Empirical transfer functions for foam glass aggregates insulation used in flexible pavement layered systems

Abstract

Pavement design in cold regions is challenging due to the difficult conditions of soils, humidity, and temperatures. Insulation layers have been identified as a suitable solution for these conditions. Due to their unique engineering properties, foam glass aggregates (FGAs) are a promising material for use as an insulating granular layer in pavement design. However, understanding their mechanical performance is critical for predicting long-term layer and pavement behavior. In this laboratory study, an empirical transfer function was developed using an environmental and heavy vehicle simulator and an experimental pavement built in an indoor test pit. The study aimed to determine the allowable number of load repetitions for an FGAs insulation layer and to develop an empirical transfer function that can be used as part of a mechanistic-empirical pavement design procedure.

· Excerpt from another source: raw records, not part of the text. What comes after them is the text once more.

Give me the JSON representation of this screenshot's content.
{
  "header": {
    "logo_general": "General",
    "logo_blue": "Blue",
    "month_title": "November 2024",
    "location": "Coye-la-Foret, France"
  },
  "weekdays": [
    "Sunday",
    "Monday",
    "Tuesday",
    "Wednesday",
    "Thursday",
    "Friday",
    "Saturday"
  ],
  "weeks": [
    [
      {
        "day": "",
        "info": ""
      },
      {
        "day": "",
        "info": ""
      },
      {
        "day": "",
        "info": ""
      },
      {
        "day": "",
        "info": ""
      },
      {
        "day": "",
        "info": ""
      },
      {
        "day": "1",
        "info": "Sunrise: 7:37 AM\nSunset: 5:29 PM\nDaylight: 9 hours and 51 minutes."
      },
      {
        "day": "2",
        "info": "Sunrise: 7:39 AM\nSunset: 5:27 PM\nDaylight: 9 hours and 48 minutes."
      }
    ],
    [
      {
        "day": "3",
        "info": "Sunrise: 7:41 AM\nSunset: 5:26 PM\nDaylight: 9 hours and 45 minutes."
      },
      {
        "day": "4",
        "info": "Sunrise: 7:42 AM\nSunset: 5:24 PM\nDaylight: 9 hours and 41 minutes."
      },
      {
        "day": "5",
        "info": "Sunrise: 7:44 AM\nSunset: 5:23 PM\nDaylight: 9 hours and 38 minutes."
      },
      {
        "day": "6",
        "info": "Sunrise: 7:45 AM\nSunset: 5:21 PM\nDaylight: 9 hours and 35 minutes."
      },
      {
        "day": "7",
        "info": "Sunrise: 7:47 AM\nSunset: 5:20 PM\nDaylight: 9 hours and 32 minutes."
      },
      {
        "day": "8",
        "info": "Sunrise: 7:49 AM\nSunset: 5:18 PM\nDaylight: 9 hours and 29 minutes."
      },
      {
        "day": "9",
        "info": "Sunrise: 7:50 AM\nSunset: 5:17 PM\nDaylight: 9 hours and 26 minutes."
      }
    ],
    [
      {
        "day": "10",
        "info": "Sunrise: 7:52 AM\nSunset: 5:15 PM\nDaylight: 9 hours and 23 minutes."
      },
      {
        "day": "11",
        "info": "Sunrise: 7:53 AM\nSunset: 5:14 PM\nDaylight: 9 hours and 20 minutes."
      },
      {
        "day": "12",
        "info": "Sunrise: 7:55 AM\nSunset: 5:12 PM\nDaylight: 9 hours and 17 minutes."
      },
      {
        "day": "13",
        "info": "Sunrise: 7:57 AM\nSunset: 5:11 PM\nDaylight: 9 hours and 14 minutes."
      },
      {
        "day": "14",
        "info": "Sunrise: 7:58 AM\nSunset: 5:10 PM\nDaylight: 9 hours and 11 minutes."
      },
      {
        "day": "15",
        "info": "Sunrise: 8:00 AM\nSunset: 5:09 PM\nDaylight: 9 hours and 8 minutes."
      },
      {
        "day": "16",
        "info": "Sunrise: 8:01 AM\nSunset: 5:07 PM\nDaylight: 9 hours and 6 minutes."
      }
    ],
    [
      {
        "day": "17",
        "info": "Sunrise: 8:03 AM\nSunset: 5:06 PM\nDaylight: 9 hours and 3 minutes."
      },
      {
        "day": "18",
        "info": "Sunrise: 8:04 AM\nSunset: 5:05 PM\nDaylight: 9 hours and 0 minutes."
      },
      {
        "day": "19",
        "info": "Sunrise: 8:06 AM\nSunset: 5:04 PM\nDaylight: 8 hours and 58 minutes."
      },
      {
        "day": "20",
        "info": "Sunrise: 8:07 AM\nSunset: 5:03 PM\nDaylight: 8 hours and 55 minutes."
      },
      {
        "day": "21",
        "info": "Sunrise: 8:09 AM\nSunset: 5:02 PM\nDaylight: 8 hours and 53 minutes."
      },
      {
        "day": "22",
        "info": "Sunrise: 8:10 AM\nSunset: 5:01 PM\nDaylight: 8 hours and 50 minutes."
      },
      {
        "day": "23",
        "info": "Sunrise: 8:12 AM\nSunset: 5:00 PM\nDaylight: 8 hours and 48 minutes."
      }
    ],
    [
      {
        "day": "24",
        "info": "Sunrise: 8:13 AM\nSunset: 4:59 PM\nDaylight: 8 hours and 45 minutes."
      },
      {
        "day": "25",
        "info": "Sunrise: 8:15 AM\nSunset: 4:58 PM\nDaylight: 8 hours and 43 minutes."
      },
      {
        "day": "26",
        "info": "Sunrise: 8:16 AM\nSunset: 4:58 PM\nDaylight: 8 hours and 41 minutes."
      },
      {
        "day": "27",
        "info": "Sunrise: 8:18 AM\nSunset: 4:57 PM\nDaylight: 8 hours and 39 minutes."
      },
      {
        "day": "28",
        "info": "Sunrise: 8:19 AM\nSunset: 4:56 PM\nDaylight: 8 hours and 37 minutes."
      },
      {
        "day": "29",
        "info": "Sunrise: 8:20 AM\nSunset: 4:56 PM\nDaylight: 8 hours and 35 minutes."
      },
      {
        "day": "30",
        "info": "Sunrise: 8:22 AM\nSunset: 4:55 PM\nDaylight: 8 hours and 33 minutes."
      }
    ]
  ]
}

This article proposes a linear relationship between permanent deformation, the number of load cycles, and the equivalency factor between the effect of resilient strain, or vertical stress, and allowable damage. The proposed empirical transfer functions allow defining an allowable number of load repetitions for a characteristic resilient strain or vertical stress and an allowable damage. The allowable damage can be modulated with respect to road classification, and a damage value of 0 % to FGAs layer can be considered as a safety factor. The findings of this study provide valuable insights into the use of FGAs as an insulating granular layer in pavement design in cold regions.